I'm picking up PHP Active Record and dealing with associations. I have two related objects using a "Has_Many" and "Belongs_to" (parent/child) and trying to create a child record when creating a new parent record (in this case creating a "skin" for my "unit").
class Unit extends ActiveRecord\Model
{
static $has_many = array(
array('skins')
);
}
class Skin extends ActiveRecord\Model
{
static $belongs_to = array(
array('unit')
);
}
I've found both of these threads here: http://www.phpactiverecord.org/boards/4/topics/153 Activerecord-association: create new object (find class)
So I my code currently looks like:
$unit = new Unit();
$unit->name = 'somename';
$unit->description = 'somedescription';
$skinArray = array('name' => $unit->name.' Default Skin');
$unit->create_skins($skinArray);
$unit->save();
The code above is not associating the new skin to the unit in the database or in code though it /is/ placing a new skin record in the database (with a unit_id of NULL). Using "build_skins" doesn't put a Skin record in the database.
I was hoping there was a way to add a "child" to the parent model via the model itself as some other ORM's do. The only way I can do this is to do it explicitly:
$unit = new Unit();
$skin = new Skin();
$unit->name = 'somename';
$unit->description = 'somedescription';
$unit->save();
$skin->unit_id = $unit->id;
$skin->name = $unit->name.' Default Skin';
$skin->save();
Perhaps that is the way it is supposed to be done in PHP ActiveRecord and my expectations are wrong. But I was hoping for a way to do it through the objects that didn't require saving the Parent to the DB with an explicit call first. For example the "Recess" PHP framework would have a simple call on the unit like such: $unit->addSkin($skin);
Do you configurate database connection? Look at gihub examples.
<?php
require_once __DIR__ . '/../../ActiveRecord.php';
class Book extends ActiveRecord\Model
{
// explicit table name since our table is not "books"
static $table_name = 'simple_book';
// explicit pk since our pk is not "id"
static $primary_key = 'book_id';
// explicit connection name since we always want production with this model
static $connection = 'production';
// explicit database name will generate sql like so => db.table_name
static $db = 'test';
}
$connections = array(
'development' => 'mysql://invalid',
'production' => 'mysql://test:[email protected]/test'
);
// initialize ActiveRecord
ActiveRecord\Config::initialize(function($cfg) use ($connections)
{
$cfg->set_model_directory('.');
$cfg->set_connections($connections);
});
print_r(Book::first()->attributes());
?>
You have to init DB to do this ActiveRecord\Config::initialize
.
Depending on your keys, should you not auto-increment (without NULL as the deafult value). I would take a look at the db key defualt values and adjust auto-increment or the default value of unit_id if it fits with your schema. You said the association is working with the two step save. Is the unit_id saved correctly in the two step save?
The docs are not very helpful as they recommend the explicit save you're trying to avoid.
@outrightmental has something interesting about setting unit->id with a hook, but wouldn't it need to be a before_create callback, you wouldn't want to insert records without the associations working. see this active record callbacks doc.
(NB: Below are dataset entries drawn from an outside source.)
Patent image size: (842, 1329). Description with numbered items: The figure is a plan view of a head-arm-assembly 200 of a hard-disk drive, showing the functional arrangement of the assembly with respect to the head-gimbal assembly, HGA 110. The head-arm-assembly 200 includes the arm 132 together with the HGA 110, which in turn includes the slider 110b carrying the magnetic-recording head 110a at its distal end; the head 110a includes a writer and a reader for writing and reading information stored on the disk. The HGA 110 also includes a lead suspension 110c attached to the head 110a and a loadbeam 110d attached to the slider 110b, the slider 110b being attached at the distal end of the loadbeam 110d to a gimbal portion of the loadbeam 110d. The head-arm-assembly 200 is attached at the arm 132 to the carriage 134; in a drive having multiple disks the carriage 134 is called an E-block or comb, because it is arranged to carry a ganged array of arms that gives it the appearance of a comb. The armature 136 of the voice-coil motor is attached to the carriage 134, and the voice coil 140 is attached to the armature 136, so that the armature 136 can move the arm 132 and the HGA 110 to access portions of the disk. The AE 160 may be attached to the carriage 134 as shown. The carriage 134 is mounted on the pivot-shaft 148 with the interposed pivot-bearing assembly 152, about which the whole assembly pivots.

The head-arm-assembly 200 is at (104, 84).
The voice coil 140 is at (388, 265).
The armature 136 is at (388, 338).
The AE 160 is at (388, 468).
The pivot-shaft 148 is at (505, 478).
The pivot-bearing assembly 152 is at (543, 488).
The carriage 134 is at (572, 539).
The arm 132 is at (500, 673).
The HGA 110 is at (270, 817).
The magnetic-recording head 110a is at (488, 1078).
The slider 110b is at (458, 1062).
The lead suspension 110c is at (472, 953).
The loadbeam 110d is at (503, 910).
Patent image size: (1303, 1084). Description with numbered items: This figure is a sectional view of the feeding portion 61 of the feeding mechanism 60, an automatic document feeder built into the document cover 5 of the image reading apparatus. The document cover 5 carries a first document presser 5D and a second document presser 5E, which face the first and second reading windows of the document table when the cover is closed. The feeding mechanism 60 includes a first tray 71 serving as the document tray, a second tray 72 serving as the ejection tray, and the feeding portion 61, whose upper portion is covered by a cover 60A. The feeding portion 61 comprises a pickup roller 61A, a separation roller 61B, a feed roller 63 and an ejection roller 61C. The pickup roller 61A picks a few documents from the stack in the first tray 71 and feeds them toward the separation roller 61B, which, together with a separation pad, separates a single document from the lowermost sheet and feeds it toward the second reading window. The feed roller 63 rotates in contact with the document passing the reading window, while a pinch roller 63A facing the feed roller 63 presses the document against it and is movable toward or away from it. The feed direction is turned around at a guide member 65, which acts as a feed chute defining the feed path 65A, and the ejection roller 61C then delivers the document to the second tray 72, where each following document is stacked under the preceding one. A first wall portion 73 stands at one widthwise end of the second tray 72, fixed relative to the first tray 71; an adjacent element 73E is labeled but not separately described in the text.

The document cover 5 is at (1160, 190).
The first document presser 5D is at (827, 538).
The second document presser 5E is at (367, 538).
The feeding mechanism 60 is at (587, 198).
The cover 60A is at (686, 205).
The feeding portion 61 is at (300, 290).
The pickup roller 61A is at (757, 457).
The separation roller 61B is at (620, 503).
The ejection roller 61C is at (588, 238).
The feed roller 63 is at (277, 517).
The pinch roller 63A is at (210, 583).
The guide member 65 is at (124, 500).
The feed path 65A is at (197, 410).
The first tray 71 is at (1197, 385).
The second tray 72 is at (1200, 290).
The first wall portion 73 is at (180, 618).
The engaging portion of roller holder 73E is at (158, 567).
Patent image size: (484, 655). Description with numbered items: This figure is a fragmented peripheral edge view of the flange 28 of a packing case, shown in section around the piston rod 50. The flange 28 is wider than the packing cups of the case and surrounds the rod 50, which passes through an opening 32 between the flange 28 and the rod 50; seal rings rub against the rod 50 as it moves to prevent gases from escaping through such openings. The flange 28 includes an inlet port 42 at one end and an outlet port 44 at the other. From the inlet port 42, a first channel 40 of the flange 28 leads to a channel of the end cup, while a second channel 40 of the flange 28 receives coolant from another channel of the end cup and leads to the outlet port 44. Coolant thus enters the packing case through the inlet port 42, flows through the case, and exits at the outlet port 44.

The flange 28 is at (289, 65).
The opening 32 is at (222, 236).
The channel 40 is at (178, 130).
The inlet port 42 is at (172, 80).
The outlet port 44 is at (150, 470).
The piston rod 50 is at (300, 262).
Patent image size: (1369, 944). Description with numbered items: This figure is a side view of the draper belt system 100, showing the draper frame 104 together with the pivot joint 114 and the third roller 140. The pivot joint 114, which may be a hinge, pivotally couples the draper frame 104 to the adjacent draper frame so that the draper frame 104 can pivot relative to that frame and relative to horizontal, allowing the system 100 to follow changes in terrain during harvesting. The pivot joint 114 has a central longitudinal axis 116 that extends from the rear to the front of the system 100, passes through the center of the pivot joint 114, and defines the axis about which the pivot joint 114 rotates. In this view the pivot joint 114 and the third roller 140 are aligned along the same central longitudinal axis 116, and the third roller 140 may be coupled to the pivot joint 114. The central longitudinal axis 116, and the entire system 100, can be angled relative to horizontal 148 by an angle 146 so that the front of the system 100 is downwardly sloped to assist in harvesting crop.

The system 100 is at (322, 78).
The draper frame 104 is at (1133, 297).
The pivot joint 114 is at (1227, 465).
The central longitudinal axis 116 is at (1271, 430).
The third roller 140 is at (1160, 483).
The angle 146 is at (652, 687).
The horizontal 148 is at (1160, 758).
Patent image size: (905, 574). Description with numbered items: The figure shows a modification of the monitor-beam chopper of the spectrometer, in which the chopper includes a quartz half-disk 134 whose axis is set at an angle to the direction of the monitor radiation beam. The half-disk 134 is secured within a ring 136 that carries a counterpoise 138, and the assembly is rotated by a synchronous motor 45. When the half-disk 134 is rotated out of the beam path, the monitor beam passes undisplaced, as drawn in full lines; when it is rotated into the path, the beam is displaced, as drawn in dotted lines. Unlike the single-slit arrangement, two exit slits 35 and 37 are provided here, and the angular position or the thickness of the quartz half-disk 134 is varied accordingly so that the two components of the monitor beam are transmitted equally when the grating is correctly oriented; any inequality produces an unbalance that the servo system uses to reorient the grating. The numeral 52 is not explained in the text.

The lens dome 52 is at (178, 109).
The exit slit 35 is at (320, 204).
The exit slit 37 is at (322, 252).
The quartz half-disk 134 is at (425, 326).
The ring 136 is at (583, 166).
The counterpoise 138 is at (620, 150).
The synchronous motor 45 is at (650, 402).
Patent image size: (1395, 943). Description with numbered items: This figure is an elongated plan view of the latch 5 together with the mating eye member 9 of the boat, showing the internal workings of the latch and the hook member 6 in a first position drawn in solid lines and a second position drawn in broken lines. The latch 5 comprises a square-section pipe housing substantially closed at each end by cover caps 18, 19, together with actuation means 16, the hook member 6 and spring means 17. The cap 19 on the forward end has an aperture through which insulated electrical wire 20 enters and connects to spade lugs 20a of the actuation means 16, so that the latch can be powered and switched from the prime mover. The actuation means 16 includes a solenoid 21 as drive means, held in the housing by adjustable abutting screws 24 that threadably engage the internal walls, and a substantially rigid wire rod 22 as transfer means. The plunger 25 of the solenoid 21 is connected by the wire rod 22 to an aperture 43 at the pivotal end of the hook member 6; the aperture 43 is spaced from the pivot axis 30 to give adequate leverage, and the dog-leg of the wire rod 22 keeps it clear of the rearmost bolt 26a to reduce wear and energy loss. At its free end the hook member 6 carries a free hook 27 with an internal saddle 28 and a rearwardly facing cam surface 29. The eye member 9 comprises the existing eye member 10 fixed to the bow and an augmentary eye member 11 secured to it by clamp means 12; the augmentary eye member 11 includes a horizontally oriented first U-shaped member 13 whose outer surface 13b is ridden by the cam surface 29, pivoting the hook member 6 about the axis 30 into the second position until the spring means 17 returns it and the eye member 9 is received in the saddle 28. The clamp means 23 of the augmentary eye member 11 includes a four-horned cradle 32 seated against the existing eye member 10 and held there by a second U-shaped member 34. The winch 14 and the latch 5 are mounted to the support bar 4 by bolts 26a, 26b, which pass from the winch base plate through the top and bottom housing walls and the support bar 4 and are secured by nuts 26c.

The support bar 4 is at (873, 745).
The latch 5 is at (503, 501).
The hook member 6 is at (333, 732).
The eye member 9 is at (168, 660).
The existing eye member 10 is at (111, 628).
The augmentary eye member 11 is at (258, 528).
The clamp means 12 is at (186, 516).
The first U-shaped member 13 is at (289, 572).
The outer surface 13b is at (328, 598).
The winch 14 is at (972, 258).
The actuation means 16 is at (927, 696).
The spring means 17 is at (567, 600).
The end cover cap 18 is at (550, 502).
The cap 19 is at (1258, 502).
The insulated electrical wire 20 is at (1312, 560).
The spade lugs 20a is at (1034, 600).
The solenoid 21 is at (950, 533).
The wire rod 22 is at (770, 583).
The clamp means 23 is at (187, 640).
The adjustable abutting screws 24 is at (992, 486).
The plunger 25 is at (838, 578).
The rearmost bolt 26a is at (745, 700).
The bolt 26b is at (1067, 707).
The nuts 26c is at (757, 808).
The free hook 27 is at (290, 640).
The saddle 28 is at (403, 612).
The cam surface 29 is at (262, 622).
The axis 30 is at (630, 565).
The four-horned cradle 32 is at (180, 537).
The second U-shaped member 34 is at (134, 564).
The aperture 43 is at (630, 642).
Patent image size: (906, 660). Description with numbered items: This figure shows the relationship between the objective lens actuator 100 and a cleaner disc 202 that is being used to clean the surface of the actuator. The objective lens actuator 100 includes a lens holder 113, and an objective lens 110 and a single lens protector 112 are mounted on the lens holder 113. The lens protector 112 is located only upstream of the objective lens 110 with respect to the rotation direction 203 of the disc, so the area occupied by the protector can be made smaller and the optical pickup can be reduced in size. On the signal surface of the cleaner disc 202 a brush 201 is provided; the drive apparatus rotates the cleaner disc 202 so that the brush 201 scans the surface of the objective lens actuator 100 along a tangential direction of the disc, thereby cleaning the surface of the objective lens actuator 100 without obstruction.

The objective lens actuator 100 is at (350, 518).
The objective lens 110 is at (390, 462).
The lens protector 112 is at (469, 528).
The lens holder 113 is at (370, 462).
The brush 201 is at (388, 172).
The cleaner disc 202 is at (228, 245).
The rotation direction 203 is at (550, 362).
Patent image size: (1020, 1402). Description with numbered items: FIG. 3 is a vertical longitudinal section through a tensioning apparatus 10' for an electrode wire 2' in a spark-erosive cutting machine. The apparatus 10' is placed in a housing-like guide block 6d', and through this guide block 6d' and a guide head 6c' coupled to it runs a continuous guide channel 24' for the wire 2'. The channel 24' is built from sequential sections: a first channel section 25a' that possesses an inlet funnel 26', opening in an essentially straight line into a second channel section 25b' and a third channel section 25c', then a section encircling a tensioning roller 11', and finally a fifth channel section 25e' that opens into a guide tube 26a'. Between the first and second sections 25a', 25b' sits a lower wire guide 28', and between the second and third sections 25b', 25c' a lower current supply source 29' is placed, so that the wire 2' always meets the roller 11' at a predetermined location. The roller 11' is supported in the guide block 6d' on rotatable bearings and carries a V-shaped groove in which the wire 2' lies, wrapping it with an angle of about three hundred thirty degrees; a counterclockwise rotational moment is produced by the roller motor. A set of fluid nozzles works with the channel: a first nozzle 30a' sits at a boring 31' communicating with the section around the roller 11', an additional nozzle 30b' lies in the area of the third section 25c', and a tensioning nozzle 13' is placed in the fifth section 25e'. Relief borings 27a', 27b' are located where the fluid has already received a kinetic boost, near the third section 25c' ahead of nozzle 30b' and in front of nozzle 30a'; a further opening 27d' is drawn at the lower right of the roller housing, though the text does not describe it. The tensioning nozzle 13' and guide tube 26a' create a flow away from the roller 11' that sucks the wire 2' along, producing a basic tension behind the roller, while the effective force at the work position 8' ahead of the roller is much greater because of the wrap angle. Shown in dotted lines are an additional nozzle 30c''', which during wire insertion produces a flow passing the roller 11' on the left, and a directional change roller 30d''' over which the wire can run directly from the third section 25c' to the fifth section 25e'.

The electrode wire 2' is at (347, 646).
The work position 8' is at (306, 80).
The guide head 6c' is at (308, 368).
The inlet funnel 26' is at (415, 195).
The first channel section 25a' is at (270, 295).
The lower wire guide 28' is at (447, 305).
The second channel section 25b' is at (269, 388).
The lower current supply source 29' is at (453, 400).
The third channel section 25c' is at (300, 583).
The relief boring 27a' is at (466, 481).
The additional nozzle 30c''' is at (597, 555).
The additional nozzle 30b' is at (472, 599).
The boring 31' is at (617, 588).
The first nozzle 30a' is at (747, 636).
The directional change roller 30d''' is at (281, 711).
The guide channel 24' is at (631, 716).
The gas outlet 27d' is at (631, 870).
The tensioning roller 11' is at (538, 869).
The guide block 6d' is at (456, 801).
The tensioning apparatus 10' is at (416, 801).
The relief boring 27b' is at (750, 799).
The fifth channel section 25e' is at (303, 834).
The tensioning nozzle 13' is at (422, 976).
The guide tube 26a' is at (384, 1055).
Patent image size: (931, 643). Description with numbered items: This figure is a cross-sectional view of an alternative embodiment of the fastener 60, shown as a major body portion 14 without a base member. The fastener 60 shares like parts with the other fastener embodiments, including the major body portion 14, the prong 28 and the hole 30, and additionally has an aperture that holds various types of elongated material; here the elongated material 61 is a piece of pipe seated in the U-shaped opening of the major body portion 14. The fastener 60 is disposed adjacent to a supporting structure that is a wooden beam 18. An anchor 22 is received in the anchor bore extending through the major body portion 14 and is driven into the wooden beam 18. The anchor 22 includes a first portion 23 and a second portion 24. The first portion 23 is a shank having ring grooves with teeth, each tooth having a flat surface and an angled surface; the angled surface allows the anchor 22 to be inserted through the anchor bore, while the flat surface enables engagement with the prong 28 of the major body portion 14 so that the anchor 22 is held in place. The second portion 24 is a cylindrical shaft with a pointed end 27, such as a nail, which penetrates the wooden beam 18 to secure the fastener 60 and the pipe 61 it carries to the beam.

$after_create = array('validate association and assign unit_id if NULL');
or
$before_create = array('explcitly assign unit_id');
? the callback docs offer up other suggestions
I recommend implementing the method in an afterSave()
hook inside your parent model class, or in a custom model method createChild($data)
.
However (e.g. Yii Framework's CActiveRecord) something like the following is nice:
class Unit extends ActiveRecord\Model
{
...
public function afterSave() {
if ($this->isNewRecord) {
$firstSkin = new Skin();
$firstSkin->unitId = $this->id;
$firstSkin->name = $this->name . ' Default Skin';
$firstSkin->save();
}
}
...
}
If in fact the particular behavior is unique to the controller, then perhaps use the following alternative (data passed in from controller to create child):
class Unit extends ActiveRecord\Model
{
...
public function createSkin($data) {
$firstSkin = new Skin();
$firstSkin->unitId = $this->id;
$firstSkin->setAttributes($data);
$firstSkin->save();
}
...
}
Hope that helps. I'm a fan of ActiveRecord for quick scaffolding, although beware relying on it too "magically" for larger applications. Btw iz very nice in Rails too ;) where it originated.